TITLE:
Ion Acceleration and Plasma Jet Formation, Amplification of a Whistler Pulse along a Magnetic Field, Interaction of a Relativistic Electron Beam with a Plasma: Eulerian Vlasov Codes for Laboratory and Space Plasmas Simulation
AUTHORS:
Magdi Shoucri
KEYWORDS:
Ion Acceleration, Whistler Amplification, Relativistic Vlasov-Maxwell
JOURNAL NAME:
Journal of High Energy Physics, Gravitation and Cosmology,
Vol.11 No.4,
October
27,
2025
ABSTRACT: The application of Eulerian codes for the numerical solution of the kinetic equations of plasmas has become a powerful numerical tool.

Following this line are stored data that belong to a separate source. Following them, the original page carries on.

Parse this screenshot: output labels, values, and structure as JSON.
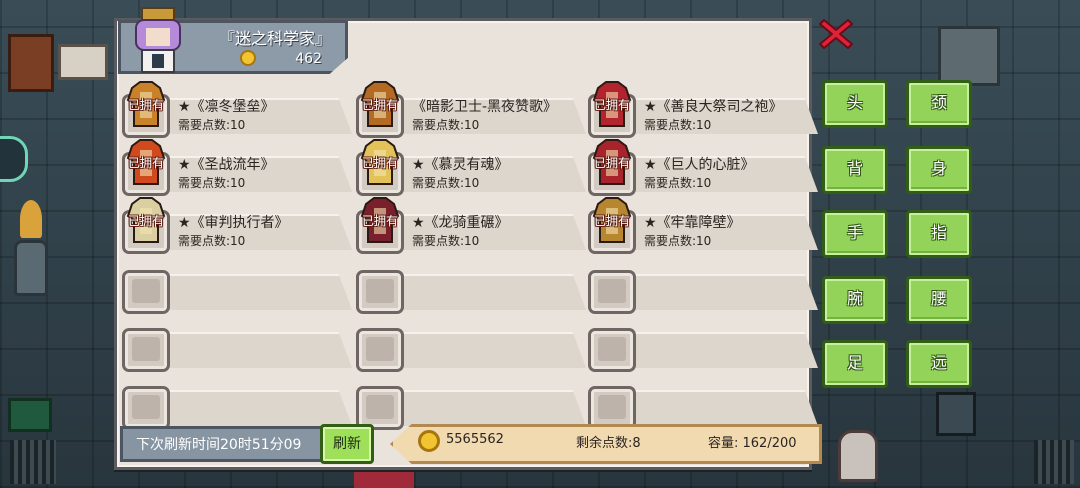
{
  "player": {
    "name": "『迷之科学家』",
    "coins": "462"
  },
  "grid": {
    "owned_label": "已拥有",
    "items": [
      {
        "name": "★《凛冬堡垒》",
        "cost": "需要点数:10",
        "owned": true,
        "color": "#c9812a"
      },
      {
        "name": "《暗影卫士-黑夜赞歌》",
        "cost": "需要点数:10",
        "owned": true,
        "color": "#b36a22"
      },
      {
        "name": "★《善良大祭司之袍》",
        "cost": "需要点数:10",
        "owned": true,
        "color": "#b3242e"
      },
      {
        "name": "★《圣战流年》",
        "cost": "需要点数:10",
        "owned": true,
        "color": "#d04a1e"
      },
      {
        "name": "★《慕灵有魂》",
        "cost": "需要点数:10",
        "owned": true,
        "color": "#e3c25a"
      },
      {
        "name": "★《巨人的心脏》",
        "cost": "需要点数:10",
        "owned": true,
        "color": "#a8232b"
      },
      {
        "name": "★《审判执行者》",
        "cost": "需要点数:10",
        "owned": true,
        "color": "#d9cfa0"
      },
      {
        "name": "★《龙骑重碾》",
        "cost": "需要点数:10",
        "owned": true,
        "color": "#7a1f2c"
      },
      {
        "name": "★《牢靠障壁》",
        "cost": "需要点数:10",
        "owned": true,
        "color": "#b8862f"
      }
    ]
  },
  "footer": {
    "refresh_timer": "下次刷新时间20时51分09",
    "refresh_button": "刷新",
    "gold": "5565562",
    "points": "剩余点数:8",
    "capacity": "容量:  162/200"
  },
  "side": {
    "slots": [
      "头",
      "颈",
      "背",
      "身",
      "手",
      "指",
      "腕",
      "腰",
      "足",
      "远"
    ]
  },
  "colors": {
    "panel": "#e9e3dc",
    "button_green": "#94d35a",
    "close_red": "#e0213a"
  },
  "icons": {
    "close": "close-x-icon",
    "coin": "gold-coin-icon"
  }
}
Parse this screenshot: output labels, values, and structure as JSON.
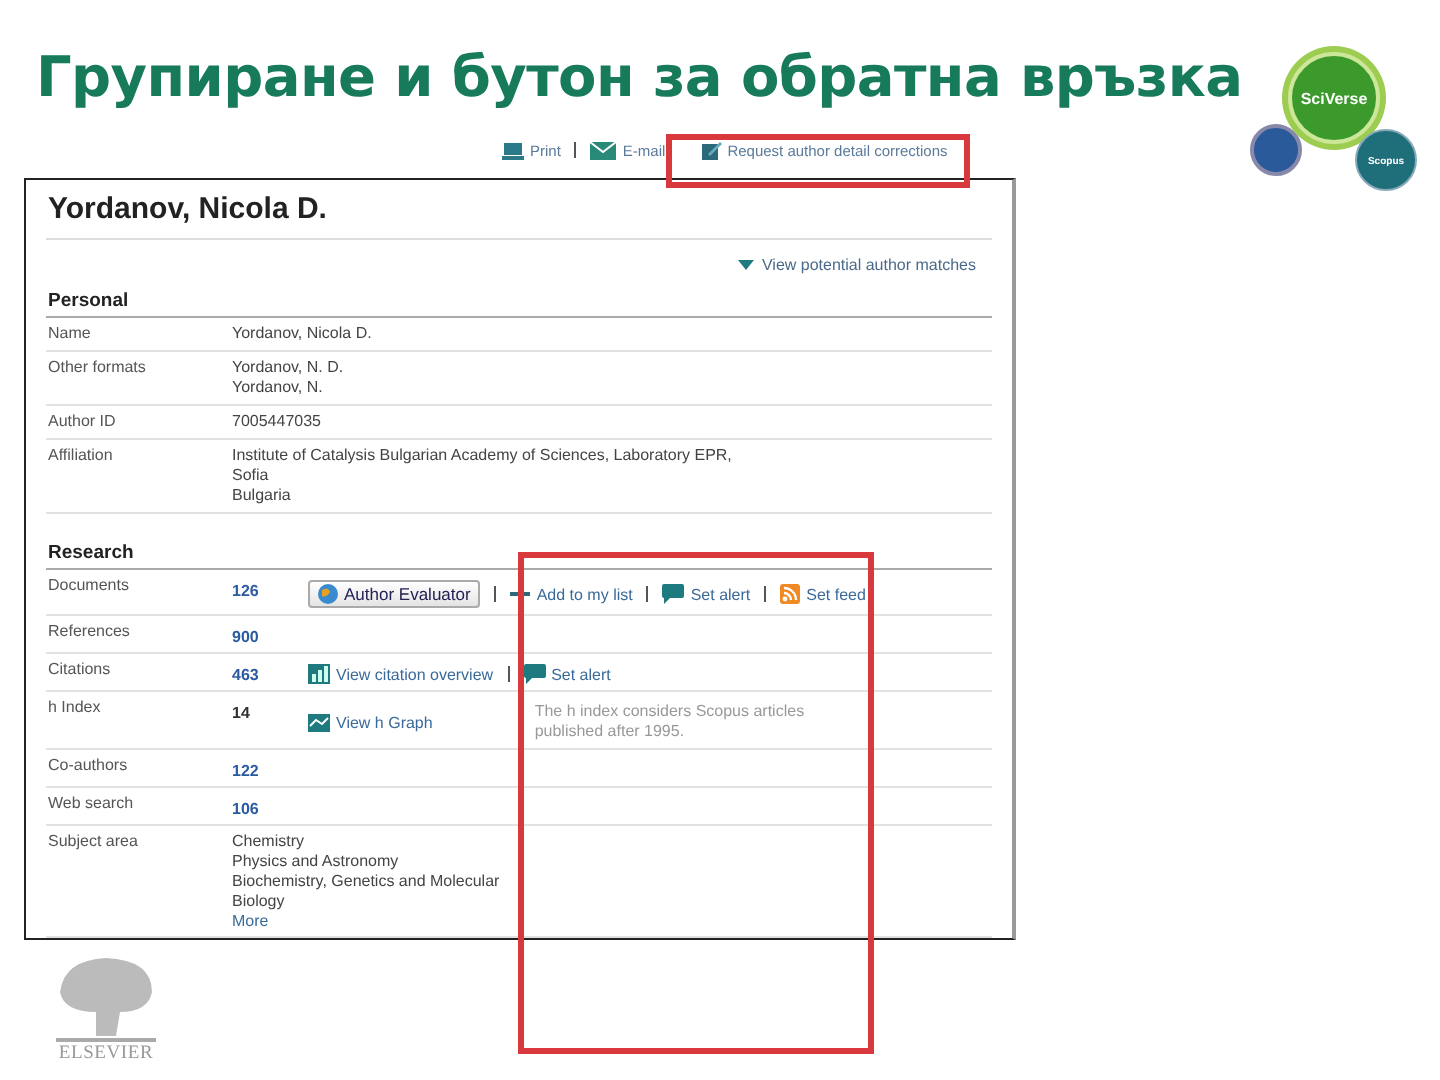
{
  "title": "Групиране и бутон за обратна връзка",
  "badges": [
    {
      "kind": "large",
      "label": "SciVerse"
    },
    {
      "kind": "small",
      "label": "Scopus"
    }
  ],
  "toolbar": [
    {
      "kind": "print",
      "label": "Print"
    },
    {
      "kind": "email",
      "label": "E-mail"
    },
    {
      "kind": "edit",
      "label": "Request author detail corrections"
    }
  ],
  "author": {
    "name": "Yordanov, Nicola D.",
    "matches_link": "View potential author matches",
    "sections": [
      {
        "heading": "Personal",
        "rows": [
          {
            "label": "Name",
            "kind": "text",
            "values": [
              "Yordanov, Nicola D."
            ]
          },
          {
            "label": "Other formats",
            "kind": "text",
            "values": [
              "Yordanov, N. D.",
              "Yordanov, N."
            ]
          },
          {
            "label": "Author ID",
            "kind": "text",
            "values": [
              "7005447035"
            ]
          },
          {
            "label": "Affiliation",
            "kind": "text",
            "values": [
              "Institute of Catalysis Bulgarian Academy of Sciences, Laboratory EPR,",
              "Sofia",
              "Bulgaria"
            ]
          }
        ]
      },
      {
        "heading": "Research",
        "rows": [
          {
            "label": "Documents",
            "kind": "count_link",
            "values": [
              "126"
            ],
            "actions": [
              {
                "kind": "evaluator",
                "label": "Author Evaluator"
              },
              {
                "kind": "list",
                "label": "Add to my list"
              },
              {
                "kind": "alert",
                "label": "Set alert"
              },
              {
                "kind": "feed",
                "label": "Set feed"
              }
            ]
          },
          {
            "label": "References",
            "kind": "count_link",
            "values": [
              "900"
            ]
          },
          {
            "label": "Citations",
            "kind": "count_link",
            "values": [
              "463"
            ],
            "actions": [
              {
                "kind": "overview",
                "label": "View citation overview"
              },
              {
                "kind": "alert",
                "label": "Set alert"
              }
            ]
          },
          {
            "label": "h Index",
            "kind": "count",
            "values": [
              "14"
            ],
            "actions": [
              {
                "kind": "graph",
                "label": "View h Graph"
              }
            ],
            "note": "The h index considers Scopus articles published after 1995."
          },
          {
            "label": "Co-authors",
            "kind": "count_link",
            "values": [
              "122"
            ]
          },
          {
            "label": "Web search",
            "kind": "count_link",
            "values": [
              "106"
            ]
          },
          {
            "label": "Subject area",
            "kind": "text",
            "values": [
              "Chemistry",
              "Physics and Astronomy",
              "Biochemistry, Genetics and Molecular Biology"
            ],
            "more": "More"
          }
        ]
      }
    ]
  },
  "publisher": "ELSEVIER"
}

In the present work, we use an Eulerian Vlasov code for the numerical solution of the one-dimensional (1D) relativistic Vlasov-Maxwell set of equations to illustrate the application of these methods to problems pertinent to laboratory and space plasmas. In Section 2, we present a study on the acceleration of ions and plasma jet formation during the interaction of a high intensity circularly polarized laser beam normally incident on an overdense plasma target. Both electrons and ions are treated with a relativistic Vlasov equation. We follow the evolution of this system when the ponderomotive pressure of the wave pushes the electrons at the plasma surface and leads to the formation of a neutral plasma jet ejected from the back of the target. In Section 3, we use a 1D relativistic Vlasov code in a magnetized plasms to study the amplification of an ultra-short seed pulse mediated via a Brillouin backscattering of energy from a long pump pulse. In both Section 2 and Section 3, details on the numerical codes will be presented. In Section 4, we discuss the generation of electromagnetic radiation in a relativistic electron beam-plasma interaction known as the Type III solar radio bursts. In Section 5, we discuss the problem of the auroral kilometric radiation, the colourful dance of light in the sky in the Northern and Southern hemispheres of the Earth, when weakly relativistic electron beams are propagating along the magnetic field in the north and south poles. The absence of noise in the Eulerian Vlasov code allows a detailed representation of the phase-space structures of the distribution functions, especially in the low density regions of the phase-space.